# Lindsay Oil Refinery



## sidsal (Nov 13, 2007)

There has been a lot on the news about jobs for the Brits in the Lindsay oil refinery. The place brought back some unpleasant memories from years ago about that area. In 1949 I was 2nd Mate on a T2 tanker the Esso Cardiff. We were supposed to get a month's leave after 5 months and as we were on the UK- Aruba run which took about 4 or 5 weeks, the fifth voyage would have got us home about mid December - and - Joy of Joys - first Christmas at home - ever !!
After discharging part cargo at Purfleet we sailed up to the Humber and berthed at the end of this blooming long jetty which stuck out into the HUmber and we discharged the rest of the cargo. The area was desolate and flat and because of the thick weather the foghorn - about twenty feet from my porthole grunted away every few seconds at a thousand decibels , or so it seemed. This is the spot where this Lindsay refinery is being built apparently. How can I describe the area - well - if the UK was a human body, Killingholm is where it would have piles !!
In Purfleet I had received a parcel from head office containing scrap pads, pencils etc for the chartroom and I remarked to the master that the firm were being very generous as they had sent twice what they normally sent for a 4 or 5 week voyage.
Anyway, we were ballasting and ready to go in a hour or two when a lorry appears at the end of the jetty and we all were curious.
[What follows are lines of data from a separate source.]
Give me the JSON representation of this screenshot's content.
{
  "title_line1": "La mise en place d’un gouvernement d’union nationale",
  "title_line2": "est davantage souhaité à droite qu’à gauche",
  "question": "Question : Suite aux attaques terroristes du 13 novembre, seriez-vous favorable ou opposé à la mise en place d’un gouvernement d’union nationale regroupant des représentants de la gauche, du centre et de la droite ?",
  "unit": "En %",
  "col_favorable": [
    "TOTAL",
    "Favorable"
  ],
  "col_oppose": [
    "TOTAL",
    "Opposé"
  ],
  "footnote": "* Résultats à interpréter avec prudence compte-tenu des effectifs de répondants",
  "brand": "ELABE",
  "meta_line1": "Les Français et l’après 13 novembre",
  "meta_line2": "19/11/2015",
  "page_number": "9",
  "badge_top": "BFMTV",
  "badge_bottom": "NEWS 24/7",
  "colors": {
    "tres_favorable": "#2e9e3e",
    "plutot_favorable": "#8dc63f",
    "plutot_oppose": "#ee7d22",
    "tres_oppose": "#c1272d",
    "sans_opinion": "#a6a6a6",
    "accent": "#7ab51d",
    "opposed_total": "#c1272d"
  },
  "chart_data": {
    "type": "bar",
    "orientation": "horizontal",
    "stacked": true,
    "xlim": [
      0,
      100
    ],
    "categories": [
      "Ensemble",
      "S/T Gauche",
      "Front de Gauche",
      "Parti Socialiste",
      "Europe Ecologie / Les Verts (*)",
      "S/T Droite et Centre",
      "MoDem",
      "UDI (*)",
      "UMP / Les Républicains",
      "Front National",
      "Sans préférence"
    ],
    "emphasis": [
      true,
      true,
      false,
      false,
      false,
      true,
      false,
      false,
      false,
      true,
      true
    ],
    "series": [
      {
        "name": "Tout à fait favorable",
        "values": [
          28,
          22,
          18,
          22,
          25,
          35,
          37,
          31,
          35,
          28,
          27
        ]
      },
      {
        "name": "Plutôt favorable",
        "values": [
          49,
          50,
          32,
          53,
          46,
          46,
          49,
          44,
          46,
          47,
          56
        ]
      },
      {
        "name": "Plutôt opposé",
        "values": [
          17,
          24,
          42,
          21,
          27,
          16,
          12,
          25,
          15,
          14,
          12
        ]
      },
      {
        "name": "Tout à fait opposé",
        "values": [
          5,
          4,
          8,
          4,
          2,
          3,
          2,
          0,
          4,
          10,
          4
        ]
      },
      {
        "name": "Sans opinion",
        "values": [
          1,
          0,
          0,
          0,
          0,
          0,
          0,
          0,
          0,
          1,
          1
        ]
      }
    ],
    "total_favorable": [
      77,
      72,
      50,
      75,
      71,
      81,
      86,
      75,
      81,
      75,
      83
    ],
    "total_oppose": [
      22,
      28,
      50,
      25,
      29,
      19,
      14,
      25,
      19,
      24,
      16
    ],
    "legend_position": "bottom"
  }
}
It transpired it was extra stores and the agent appeared and announced that we were destined for an extended voyage. Everyone was livid - many threatend to walk off but were persuaded to stay.
Result - we went out to Aruba and loaded for Santos, Paranagua and Rio Grande de Sul in South America. We got home sometime in February.
The crafty barstewards robbed us of our Christmas at home, and deceived us into believing it was a short trip. The extra pencils and last minute stores showed them up.


----------



## borderreiver (Oct 11, 2008)

Was on that long jetty new year 62/63 on border reiver
when a bunker boat went through the jetty leaving us with sludge in the tank bottoms which had gone cold after dry dock all this sludge hand dug out in port said and lost to david jones locker. next cargo clean gas oil
When leaving the jetty the ropes caugt the lights and took them off


----------



## sidsal (Nov 13, 2007)

border reiver:
Fancy ! I don't suppose the jetty's there now. It was a really barren and "back of beyond place". As the saying goes - if the UK was a human body, Killingholm jetty is where it would get piles" !!


----------



## borderreiver (Oct 11, 2008)

You are correct the Killingholm jetty is a narrow pier. The gas jetty next door is a little better. but it all in the middle of no were too far to the pub very little signes to tell you how to get there. Have another story for saitend


----------



## jim barnes (Dec 7, 2005)

The stuff in the news as you say is about trying to save jobs for the British workers, trying to tell us they cant get skilled workers to do the jobs(rubbish) Can any one remember our British ships with British crews on deck ???
Lyndsay lads are supporting the Dispute at Staythorpe where British workers are being denied jobs being undertaken by foreign workers


----------



## billyboy (Jul 6, 2005)

Shop steward at Jim Barnes meeting: "Right then Brothers, What do you propose we do about this matter?" ... LOL


----------



## jim barnes (Dec 7, 2005)

billyboy said:


> Shop steward at Jim Barnes meeting: "Right then Brothers, What do you propose we do about this matter?" ... LOL


Got to be carefull will get moved to the rough seas if not carefull.
reply to Billy " suport the construction workers UK" (Thumb)


----------



## sidsal (Nov 13, 2007)

As the old saying goes -
"WE WANT OUR RIGHTS.
WE DON'T KNOW WHAT THEY ARE BUT WE STILL WANT THEM"


----------